Хозяин тут же кинулся открывать фортепьяно. Вдова сняла свои чищеные перчатки (на миссис Шеррик были новенькие, лучшей парижской фирмы), и маленькая Рози исполнила свой первый номер, а затем и второй, вызвав бурные аплодисменты. Мать и дочь, обнявшись, отходят от инструмента.

- Браво, браво! - кричит Пэрси Сибрайт.

А мистер Клайв Ньюком - неужто молчит? Он стоит спиной к фортепьяно и неотрывно глядит в очи мисс Шеррик.

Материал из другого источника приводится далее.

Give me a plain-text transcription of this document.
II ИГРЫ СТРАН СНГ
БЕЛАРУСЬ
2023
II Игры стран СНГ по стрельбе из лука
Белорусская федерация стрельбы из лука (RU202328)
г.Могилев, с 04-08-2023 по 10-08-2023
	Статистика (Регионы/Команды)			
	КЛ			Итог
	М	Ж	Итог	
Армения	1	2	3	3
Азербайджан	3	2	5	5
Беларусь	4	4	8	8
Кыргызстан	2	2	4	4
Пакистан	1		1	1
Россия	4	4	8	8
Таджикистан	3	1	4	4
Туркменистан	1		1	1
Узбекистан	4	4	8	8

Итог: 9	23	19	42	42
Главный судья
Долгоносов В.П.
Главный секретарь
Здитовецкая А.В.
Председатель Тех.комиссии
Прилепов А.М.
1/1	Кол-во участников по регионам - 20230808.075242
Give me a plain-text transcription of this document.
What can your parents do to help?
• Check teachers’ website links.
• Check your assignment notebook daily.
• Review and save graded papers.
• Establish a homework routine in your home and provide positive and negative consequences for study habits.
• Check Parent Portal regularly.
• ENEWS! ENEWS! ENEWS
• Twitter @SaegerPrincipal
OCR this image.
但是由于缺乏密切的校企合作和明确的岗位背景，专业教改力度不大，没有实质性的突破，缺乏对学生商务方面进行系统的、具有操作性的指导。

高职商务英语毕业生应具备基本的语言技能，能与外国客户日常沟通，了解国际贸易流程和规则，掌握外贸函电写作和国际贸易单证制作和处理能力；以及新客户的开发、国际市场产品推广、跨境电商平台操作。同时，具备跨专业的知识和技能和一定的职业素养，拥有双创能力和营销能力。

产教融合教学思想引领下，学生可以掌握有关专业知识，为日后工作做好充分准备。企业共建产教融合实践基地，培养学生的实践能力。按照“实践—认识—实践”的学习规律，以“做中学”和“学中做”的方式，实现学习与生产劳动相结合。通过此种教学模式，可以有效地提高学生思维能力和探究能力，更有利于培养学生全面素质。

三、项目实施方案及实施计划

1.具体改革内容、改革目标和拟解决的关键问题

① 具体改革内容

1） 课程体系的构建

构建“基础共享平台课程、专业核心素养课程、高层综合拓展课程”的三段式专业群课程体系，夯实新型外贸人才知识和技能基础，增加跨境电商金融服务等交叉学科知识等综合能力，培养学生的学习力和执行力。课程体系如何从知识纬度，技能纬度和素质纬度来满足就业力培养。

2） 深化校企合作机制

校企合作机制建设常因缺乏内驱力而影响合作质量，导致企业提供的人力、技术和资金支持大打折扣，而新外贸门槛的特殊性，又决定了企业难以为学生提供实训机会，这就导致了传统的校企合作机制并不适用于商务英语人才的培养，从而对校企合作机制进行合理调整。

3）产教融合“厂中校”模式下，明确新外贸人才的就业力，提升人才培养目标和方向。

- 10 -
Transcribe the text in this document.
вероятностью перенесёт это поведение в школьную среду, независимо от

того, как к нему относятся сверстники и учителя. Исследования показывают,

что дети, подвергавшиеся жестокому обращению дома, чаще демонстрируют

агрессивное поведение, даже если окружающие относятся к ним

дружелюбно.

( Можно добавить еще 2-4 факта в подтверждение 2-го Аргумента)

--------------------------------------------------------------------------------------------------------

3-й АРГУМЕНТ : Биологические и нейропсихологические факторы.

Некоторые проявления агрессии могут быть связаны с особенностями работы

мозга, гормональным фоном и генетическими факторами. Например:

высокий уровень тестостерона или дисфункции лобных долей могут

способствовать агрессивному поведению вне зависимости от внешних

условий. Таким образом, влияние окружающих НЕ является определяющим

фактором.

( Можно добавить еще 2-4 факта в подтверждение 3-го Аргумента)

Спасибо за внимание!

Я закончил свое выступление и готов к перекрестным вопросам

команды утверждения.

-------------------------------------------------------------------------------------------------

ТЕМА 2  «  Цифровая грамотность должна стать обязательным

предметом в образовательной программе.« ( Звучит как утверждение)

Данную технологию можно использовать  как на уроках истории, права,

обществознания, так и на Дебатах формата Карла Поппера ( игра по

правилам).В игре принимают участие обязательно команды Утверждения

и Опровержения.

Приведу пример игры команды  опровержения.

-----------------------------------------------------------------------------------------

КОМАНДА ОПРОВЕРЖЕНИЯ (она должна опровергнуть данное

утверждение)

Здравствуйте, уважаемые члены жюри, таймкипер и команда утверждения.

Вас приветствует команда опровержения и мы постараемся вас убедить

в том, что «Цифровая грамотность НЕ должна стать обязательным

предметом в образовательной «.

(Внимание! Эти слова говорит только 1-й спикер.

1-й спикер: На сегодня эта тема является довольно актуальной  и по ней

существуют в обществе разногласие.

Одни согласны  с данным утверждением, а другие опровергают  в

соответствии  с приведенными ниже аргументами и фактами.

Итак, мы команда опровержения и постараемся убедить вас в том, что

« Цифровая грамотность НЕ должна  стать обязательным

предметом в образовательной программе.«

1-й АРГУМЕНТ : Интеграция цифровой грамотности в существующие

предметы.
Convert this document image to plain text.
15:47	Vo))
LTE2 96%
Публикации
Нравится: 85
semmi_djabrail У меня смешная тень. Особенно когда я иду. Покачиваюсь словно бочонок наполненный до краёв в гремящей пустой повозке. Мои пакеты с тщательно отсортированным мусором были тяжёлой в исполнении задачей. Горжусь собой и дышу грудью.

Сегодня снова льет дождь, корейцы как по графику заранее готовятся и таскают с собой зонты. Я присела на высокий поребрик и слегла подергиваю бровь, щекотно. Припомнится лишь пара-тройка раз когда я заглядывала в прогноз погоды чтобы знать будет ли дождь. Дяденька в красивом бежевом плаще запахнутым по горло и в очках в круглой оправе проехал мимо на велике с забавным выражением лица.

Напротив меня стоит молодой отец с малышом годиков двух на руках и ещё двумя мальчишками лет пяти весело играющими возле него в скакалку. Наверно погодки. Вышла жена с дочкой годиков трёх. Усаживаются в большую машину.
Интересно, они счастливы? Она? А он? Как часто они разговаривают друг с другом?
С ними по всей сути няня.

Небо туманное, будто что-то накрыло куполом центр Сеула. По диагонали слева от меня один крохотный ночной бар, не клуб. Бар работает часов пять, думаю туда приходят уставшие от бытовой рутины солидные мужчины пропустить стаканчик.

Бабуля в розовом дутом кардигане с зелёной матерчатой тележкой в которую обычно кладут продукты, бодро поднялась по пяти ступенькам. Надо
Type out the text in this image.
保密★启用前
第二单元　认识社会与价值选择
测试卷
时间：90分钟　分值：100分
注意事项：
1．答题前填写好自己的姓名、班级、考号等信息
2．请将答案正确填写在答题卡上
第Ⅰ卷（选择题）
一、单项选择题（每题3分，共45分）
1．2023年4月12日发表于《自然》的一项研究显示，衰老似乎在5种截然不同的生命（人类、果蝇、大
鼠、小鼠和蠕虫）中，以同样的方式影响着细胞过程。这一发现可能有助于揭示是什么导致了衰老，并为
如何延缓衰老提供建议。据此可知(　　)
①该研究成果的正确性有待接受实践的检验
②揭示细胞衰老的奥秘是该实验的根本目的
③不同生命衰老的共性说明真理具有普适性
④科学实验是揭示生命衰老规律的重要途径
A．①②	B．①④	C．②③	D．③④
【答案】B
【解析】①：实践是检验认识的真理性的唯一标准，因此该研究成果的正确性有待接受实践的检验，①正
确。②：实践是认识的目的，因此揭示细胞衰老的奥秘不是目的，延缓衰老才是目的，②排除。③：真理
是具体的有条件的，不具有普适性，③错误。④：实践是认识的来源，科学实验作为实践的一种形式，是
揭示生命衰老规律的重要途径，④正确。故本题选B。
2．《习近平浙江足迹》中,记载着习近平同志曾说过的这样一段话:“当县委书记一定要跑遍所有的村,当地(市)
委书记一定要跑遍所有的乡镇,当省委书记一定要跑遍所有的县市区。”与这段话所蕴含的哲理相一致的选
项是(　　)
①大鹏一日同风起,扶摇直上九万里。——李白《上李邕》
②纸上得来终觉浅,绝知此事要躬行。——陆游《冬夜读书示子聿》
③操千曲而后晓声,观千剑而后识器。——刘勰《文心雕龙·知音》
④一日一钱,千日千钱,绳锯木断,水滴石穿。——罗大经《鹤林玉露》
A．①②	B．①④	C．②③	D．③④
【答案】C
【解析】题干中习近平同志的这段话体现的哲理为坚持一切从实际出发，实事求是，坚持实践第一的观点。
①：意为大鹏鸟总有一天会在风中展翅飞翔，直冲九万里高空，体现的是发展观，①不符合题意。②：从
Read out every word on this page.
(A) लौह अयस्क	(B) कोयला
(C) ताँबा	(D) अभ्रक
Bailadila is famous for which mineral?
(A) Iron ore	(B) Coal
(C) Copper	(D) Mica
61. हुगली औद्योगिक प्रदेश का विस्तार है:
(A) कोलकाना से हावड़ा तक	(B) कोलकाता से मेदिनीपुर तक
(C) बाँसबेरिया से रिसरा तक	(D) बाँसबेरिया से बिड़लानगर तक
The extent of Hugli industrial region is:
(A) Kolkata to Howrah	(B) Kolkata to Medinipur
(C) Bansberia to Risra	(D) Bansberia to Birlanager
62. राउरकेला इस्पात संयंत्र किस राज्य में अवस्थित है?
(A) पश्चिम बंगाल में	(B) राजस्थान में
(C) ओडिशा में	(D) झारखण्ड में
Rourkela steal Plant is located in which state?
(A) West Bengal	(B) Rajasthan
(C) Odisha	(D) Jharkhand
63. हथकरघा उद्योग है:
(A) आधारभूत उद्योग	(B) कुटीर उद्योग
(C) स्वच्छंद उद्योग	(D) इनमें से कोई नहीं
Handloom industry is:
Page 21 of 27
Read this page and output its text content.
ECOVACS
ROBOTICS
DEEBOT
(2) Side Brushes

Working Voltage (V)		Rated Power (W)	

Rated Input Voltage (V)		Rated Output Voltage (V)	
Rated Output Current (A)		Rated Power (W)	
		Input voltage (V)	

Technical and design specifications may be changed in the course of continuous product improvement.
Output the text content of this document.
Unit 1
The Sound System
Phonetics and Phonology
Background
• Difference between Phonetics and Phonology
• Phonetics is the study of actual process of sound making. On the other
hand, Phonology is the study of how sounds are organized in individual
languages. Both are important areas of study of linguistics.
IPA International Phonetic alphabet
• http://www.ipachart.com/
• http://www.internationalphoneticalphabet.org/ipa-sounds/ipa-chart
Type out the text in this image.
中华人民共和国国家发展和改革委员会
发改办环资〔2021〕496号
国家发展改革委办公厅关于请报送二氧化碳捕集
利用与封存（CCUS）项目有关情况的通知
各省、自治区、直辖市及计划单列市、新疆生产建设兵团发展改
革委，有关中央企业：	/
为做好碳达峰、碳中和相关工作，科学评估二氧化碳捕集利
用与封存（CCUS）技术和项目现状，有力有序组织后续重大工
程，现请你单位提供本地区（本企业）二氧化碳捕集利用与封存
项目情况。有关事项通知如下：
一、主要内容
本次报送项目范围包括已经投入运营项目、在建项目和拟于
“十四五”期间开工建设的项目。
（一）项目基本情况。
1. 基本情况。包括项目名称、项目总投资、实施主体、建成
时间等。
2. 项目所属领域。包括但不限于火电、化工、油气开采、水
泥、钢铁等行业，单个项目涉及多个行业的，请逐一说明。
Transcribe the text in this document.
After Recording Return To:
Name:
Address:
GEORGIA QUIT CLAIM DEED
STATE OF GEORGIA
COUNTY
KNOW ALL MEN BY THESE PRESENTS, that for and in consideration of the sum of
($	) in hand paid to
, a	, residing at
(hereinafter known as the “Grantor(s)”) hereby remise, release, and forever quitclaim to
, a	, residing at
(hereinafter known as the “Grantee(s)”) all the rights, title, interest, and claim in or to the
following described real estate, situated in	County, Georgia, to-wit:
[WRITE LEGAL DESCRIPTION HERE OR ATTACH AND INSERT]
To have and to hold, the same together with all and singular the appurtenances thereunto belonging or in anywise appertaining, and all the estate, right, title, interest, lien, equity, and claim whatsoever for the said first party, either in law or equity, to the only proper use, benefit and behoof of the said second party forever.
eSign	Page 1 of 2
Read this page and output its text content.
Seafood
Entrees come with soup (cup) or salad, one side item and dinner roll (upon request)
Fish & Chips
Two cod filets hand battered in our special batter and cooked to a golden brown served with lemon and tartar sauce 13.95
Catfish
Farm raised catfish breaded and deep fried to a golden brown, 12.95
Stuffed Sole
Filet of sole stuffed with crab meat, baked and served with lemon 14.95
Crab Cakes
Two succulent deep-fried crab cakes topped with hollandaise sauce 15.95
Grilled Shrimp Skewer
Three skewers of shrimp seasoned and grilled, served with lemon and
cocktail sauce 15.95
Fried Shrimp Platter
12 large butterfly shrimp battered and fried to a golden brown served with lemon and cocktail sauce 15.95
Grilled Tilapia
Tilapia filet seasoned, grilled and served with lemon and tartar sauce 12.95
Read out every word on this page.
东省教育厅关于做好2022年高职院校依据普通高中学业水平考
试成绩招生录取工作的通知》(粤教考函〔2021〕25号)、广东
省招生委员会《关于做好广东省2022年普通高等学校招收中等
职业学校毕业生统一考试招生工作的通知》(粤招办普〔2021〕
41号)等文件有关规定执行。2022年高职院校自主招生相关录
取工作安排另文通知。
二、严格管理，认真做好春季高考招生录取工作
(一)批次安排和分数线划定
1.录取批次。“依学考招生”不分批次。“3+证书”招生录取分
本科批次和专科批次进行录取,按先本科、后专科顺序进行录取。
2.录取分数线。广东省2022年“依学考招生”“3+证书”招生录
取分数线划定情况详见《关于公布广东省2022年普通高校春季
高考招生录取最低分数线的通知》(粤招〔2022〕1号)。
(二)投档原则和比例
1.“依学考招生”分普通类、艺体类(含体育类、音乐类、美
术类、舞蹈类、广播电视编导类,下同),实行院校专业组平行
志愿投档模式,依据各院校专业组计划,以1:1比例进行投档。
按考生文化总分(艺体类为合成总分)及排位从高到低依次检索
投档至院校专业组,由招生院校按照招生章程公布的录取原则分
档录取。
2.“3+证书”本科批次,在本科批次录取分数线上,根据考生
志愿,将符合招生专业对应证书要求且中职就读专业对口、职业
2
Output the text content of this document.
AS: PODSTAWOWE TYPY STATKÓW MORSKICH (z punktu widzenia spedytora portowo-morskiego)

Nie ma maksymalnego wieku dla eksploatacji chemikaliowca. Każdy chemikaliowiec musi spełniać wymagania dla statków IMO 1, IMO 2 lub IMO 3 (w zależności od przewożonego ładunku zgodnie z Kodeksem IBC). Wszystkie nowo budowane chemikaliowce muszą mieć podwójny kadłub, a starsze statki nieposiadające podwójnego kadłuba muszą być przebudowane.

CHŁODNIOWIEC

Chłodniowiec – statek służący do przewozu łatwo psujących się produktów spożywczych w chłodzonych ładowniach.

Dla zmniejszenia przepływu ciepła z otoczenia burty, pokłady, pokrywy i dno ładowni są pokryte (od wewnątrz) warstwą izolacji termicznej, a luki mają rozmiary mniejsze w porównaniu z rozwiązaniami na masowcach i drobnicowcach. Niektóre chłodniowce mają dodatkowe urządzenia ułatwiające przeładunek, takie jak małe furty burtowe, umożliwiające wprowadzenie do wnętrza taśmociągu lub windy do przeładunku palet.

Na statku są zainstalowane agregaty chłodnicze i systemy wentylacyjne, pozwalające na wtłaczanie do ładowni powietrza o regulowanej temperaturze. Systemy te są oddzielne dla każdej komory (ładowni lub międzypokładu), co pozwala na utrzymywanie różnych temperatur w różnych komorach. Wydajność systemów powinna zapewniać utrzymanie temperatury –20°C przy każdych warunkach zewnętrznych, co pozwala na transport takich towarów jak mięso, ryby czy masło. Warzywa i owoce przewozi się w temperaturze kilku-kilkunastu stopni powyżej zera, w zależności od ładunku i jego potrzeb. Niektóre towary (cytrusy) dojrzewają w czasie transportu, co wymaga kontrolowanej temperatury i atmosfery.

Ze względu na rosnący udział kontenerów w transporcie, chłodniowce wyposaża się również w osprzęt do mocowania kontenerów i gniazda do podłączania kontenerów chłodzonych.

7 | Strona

Пэрси исполняет не то испанскую сегидилью, не то немецкий зонг, не то французский романс, не то неаполитанскую канцонетту, но, должен признаться, слушают его без внимания. Здесь появляется присланный миссис Ридли кофе, которого с огромным количеством сахара отведывает миссис Шеррик, как до того отведала в изобилии всякой всячины - цыплят, кремов, заливного, яиц ржанки, креветок, винограда и не знаю чего еще. Тут мистер Ханимен делает шаг вперед и почтительно осведомляется, не согласятся ли спеть миссис и мисс Шеррик.

Мать встает, кланяется и, снявши вновь свои парижские перчатки и обнажив большие белые, унизанные кольцами руки, подзывает свою дочь Джулию и вместе с ней направляется к фортепьяно.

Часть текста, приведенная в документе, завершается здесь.